Perry-Mansfield makes long-lasting mark on Steamboat
Steamboat Springs — 1913 — Charlotte Perry and Portia Mansfield (Swett) start the Rocky Mountain Dance
Camp at Lake Eldora in the mountains outside of Denver. The camp opens as a place
for dance and drama students to expand their horizons in the mountain settings of
Colorado.
1914 — Charlotte Perry and Portia Mansfield move the Rocky Mountain Dance Camp to
Strawberry Park. The camp starts with 15 acres and one small cabin called Cabeen,
which was built in the 1880s.
1918 — The Main Lodge is built at the camp by Perry’s brother Bob, who sends some
of the men from the coal mines in Oak Creek to build it.
1921— The Rocky Mountain
Dance Camp becomes the Perry-Mansfield Performing Arts School and Camp.

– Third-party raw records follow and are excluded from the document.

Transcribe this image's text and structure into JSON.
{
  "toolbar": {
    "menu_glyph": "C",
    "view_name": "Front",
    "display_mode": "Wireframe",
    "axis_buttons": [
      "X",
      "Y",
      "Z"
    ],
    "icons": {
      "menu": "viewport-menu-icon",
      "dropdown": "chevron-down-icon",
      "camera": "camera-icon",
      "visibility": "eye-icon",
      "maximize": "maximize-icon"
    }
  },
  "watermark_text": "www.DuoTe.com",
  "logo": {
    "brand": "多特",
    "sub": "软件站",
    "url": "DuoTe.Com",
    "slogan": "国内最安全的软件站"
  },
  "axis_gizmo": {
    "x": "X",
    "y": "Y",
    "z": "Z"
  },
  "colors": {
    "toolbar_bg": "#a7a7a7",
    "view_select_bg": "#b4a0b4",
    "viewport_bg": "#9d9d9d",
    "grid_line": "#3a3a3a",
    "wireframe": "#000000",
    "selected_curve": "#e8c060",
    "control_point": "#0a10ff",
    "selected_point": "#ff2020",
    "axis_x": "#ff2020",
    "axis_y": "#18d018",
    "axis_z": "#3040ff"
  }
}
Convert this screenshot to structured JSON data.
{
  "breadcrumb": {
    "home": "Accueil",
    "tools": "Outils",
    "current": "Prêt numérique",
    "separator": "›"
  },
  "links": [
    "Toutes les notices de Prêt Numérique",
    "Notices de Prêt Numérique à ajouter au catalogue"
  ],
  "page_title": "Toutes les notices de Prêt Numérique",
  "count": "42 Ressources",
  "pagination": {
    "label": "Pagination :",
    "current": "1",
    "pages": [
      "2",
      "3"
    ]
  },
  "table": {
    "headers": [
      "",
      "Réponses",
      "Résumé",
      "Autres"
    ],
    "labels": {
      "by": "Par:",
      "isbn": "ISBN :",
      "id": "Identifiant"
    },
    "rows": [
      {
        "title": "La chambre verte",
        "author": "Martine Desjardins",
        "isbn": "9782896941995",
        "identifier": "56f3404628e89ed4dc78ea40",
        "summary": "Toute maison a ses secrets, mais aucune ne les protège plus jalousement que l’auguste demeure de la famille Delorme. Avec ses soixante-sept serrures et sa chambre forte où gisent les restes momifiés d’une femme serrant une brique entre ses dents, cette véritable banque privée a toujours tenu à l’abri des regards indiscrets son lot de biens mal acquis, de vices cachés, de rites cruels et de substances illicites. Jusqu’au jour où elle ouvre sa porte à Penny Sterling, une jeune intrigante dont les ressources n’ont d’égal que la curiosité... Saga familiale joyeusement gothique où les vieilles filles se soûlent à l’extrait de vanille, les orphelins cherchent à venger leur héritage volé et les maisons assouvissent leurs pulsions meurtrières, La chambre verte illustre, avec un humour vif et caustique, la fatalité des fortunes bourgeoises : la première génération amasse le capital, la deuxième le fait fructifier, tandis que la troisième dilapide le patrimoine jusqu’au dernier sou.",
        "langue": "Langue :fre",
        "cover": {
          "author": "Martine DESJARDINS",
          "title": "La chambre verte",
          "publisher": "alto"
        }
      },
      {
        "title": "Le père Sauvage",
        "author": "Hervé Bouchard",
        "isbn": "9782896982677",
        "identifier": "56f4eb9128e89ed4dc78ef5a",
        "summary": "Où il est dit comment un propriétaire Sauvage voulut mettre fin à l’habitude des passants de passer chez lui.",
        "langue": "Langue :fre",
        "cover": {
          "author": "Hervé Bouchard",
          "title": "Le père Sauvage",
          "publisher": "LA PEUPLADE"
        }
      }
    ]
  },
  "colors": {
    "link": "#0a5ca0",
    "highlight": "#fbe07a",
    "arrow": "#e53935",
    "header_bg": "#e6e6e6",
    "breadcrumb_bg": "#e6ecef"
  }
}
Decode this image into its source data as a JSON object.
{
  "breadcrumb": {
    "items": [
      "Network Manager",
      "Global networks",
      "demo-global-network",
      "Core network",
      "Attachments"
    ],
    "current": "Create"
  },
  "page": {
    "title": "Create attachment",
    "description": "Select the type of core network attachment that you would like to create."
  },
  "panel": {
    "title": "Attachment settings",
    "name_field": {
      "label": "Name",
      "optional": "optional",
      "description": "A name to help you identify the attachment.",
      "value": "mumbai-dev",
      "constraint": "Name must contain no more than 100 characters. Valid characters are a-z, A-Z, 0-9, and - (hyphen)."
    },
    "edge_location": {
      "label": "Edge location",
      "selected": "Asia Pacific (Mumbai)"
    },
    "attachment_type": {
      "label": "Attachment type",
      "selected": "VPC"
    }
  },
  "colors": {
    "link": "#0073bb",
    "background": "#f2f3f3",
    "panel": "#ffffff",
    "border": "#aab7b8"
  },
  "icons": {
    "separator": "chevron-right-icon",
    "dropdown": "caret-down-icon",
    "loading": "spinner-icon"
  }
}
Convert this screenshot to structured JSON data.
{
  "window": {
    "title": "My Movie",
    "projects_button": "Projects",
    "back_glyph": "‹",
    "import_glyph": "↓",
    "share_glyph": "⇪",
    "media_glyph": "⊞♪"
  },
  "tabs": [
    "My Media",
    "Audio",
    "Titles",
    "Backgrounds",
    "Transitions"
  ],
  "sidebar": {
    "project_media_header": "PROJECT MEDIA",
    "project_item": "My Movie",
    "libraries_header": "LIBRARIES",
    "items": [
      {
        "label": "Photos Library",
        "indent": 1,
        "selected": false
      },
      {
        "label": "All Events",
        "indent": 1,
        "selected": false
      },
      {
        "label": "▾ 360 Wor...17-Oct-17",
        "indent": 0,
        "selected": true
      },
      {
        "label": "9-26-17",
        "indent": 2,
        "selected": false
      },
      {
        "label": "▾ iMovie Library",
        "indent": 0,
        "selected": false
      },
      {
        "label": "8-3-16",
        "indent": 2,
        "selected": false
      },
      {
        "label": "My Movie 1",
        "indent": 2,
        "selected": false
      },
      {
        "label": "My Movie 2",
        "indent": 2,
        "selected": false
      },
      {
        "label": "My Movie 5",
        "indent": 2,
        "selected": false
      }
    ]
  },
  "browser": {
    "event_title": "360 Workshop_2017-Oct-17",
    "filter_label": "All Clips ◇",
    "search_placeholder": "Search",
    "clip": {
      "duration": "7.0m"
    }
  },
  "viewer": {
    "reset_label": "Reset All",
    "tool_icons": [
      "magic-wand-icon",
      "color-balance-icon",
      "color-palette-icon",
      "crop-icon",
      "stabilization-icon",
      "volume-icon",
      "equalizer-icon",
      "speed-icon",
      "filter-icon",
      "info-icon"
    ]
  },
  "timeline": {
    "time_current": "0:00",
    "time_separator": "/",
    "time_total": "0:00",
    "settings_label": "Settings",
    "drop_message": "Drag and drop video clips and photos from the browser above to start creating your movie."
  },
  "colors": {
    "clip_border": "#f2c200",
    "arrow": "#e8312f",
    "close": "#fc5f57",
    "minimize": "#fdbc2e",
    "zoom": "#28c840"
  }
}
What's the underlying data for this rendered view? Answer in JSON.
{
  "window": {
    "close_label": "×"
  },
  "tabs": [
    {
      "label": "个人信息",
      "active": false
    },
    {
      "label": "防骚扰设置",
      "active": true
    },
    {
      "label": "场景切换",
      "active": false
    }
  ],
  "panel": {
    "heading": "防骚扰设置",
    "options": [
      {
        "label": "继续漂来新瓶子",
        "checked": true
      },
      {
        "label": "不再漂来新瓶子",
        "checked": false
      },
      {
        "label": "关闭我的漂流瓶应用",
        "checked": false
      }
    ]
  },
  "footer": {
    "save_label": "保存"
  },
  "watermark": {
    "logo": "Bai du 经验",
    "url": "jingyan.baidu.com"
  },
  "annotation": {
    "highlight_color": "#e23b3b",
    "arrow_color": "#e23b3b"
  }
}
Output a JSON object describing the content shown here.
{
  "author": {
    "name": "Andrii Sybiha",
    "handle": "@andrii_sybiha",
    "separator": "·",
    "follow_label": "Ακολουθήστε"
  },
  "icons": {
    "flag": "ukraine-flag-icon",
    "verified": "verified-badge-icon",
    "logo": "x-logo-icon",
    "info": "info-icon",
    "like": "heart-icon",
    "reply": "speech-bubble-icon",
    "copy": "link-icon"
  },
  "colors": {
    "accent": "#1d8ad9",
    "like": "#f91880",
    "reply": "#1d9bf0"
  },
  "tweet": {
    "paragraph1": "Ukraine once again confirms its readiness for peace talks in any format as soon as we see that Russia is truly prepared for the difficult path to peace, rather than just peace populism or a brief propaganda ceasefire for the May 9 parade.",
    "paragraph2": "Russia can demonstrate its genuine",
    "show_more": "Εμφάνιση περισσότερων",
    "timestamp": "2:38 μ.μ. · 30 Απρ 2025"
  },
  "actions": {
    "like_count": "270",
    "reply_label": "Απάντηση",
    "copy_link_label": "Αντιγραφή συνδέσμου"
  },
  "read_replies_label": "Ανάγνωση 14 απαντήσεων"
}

1922 — The Main Studio is expanded to include an art room, a faculty dining room and
a bigger kitchen.
1957 — The Julie Harris Theatre is built and named for actor Julie Harris, who was a
Perry-Mansfield camper and then a teacher from 1940 to 1942. The building was
designed by Willard Sage, who studied with Frank Lloyd Wright, and it is a fine example
of mid-century Wright style.
1960 — The Louis Horst Studio of Dance is dedicated.
1965 — Operations and ownership of Perry-Mansfield Performing Arts School and
Camp are transferred to Stephens College, a women’s college in Columbia, Missouri.
1990 — Stephens College withdrawals from Perry-Mansfield and announces it will no
longer run the camp and plans to sell the campus. Community members form Friends of
Perry-Mansfield.
1991— Friends of Perry Mansfield works out a deal with Stephens College to rent the
camp for $1 that summer. The group takes over operations.
1993 — Friends of Perry Mansfield raises the necessary funds to buy camp from
Stephens College. In July of 1994 the group holds a ceremony where they burn copies of the Mortgage on the campus ending the four-year struggle to keep the school and camp open.
1997 — The Pavilion is built on the Perry-Mansfield campus. The building is open and
airy, and like all the other rehearsal and performance spaces on campus, there are
no mirrors.
1999 — New Works program begins at Perry-Mansfield with Burgess Clark’s “Southern
Cross.”
2013 — Perry-Mansfield celebrates 100 years. Today, the camp is recognized as the
oldest, continuously-operating performing arts school/camp in the nation.